Between the Ambler House ruins and the Visitor Center stood a “long house” (18), one made of several sections with common connecting walls. Its long walls have been outlined on the ground as it stood some three centuries ago. Behind this site are the original ruins (displayed under cover) of an early building that appears from its fireboxes and other features to have served some, but as yet unidentified, “manufacturing” purpose. Near it, unmistakeable evidences of pottery manufacturing have been found. This particular locality has evidences, too, of other types of workmanship. Perhaps, for a time, it was a kind of “Production Center” (19) in Jamestown.
The story of Jamestown is not all concerned with the townsite itself. Much of it deals with farming and other activities on the island surrounding the town except on the river front, and especially to the east. The Island Drive is a motor road that gives access to this island area. Starting from the central parking area, it traverses the island’s 1,559.5 acres of marsh and woodland. The full drive is about 5 miles although it has a shorter 3-mile loop. Natural features are named and markers carry legends about the land and the people. Large paintings here and there picture the life of the times in daily activities such as winemaking, tobacco-growing, and lumbering. After passing the Confederate Fort (20), you come to Black Point (21) at the east end of the island where there is an excellent view of the lower reaches of the James River. Then the loop takes you past the Travis Graveyard (22) and The Pond (23), where Lawrence Bohun collected herbs for medical experiment in 1610.
Winemaking as it may have been practiced at Jamestown three centuries ago. (A painting by Sidney E. King.)
The one-way tour road loops back to the parking area and to the isthmus connecting the island and Glasshouse Point on the mainland, so named because the colonists, in 1608, undertook to produce glass at this location. Here are exhibited the Original Glass Furnace Ruins (24) the remains of the first attempt to produce glass in America. Nearby is a Working Furnace (25) of the same type housed in a thatch-covered building constructed in the manner of those used in Virginia and England three and a half centuries ago. The Jamestown Glasshouse Foundation, Inc., representing a number of leading American glass companies, helped to make this possible. The Foundation operates the furnace and in season the blowing of glass in the old way can be observed. Handmade glass objects can be purchased.
The tour of Jamestown ends here at the “Glasshouse.” From this point the Colonial Parkway leads to Williamsburg and Yorktown. Following this route you can read history on the spot in the order it occurred.

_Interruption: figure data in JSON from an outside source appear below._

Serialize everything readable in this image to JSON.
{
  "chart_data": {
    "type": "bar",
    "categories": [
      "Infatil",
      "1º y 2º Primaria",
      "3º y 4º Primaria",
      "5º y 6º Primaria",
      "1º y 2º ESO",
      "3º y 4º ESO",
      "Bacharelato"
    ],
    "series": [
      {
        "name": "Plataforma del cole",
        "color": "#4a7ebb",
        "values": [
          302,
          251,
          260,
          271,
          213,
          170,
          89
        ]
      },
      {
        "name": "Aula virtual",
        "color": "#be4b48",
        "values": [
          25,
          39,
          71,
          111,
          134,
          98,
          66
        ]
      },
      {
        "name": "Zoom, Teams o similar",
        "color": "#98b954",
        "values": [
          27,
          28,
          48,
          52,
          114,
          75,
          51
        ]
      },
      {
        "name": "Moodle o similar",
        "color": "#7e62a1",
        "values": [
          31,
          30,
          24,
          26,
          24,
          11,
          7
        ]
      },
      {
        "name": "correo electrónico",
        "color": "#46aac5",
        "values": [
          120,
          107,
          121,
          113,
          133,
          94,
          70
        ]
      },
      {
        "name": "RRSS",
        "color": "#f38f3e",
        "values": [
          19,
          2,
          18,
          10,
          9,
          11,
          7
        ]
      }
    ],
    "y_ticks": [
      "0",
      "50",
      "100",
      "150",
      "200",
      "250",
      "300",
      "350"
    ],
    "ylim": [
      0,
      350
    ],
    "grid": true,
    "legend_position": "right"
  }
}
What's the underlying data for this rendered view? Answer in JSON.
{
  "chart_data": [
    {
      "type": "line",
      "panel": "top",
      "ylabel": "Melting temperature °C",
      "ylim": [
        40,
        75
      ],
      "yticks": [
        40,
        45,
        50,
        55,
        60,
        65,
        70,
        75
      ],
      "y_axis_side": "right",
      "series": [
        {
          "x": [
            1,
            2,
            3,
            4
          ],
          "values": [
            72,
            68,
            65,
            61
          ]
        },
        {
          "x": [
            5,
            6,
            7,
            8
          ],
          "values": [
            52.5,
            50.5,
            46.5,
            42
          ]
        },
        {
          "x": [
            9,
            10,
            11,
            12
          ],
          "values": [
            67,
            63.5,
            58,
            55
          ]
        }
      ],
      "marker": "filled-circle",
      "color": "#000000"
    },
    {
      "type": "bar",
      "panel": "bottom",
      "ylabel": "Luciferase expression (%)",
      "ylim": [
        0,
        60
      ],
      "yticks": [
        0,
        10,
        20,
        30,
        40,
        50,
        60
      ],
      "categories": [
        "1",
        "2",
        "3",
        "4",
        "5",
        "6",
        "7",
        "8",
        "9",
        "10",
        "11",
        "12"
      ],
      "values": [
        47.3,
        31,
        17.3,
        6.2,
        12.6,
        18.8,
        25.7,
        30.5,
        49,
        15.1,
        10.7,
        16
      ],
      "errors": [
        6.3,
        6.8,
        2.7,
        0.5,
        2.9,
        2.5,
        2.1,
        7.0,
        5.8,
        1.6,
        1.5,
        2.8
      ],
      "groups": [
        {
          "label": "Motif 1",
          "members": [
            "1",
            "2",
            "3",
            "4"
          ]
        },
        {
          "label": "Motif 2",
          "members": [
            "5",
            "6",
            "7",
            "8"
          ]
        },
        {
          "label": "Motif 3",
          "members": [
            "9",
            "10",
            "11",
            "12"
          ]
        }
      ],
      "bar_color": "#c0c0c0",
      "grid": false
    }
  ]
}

A building, such as may have been used in 1608-09, houses the glassmaking exhibit on Glasshouse Point.
How to Reach Jamestown
Jamestown Island is easily reached over the Colonial Parkway from Williamsburg only 10 miles away. Williamsburg is the nearest rail and bus terminal and the closest point of concentration of housing and eating facilities. The approach from the south is over State Routes 10 and 31 to the ferry over the James River from Scotland to Glasshouse Point near the Jamestown Entrance Gate. From Richmond and points to the West, State Routes 5 and 31 can be used without entering Williamsburg.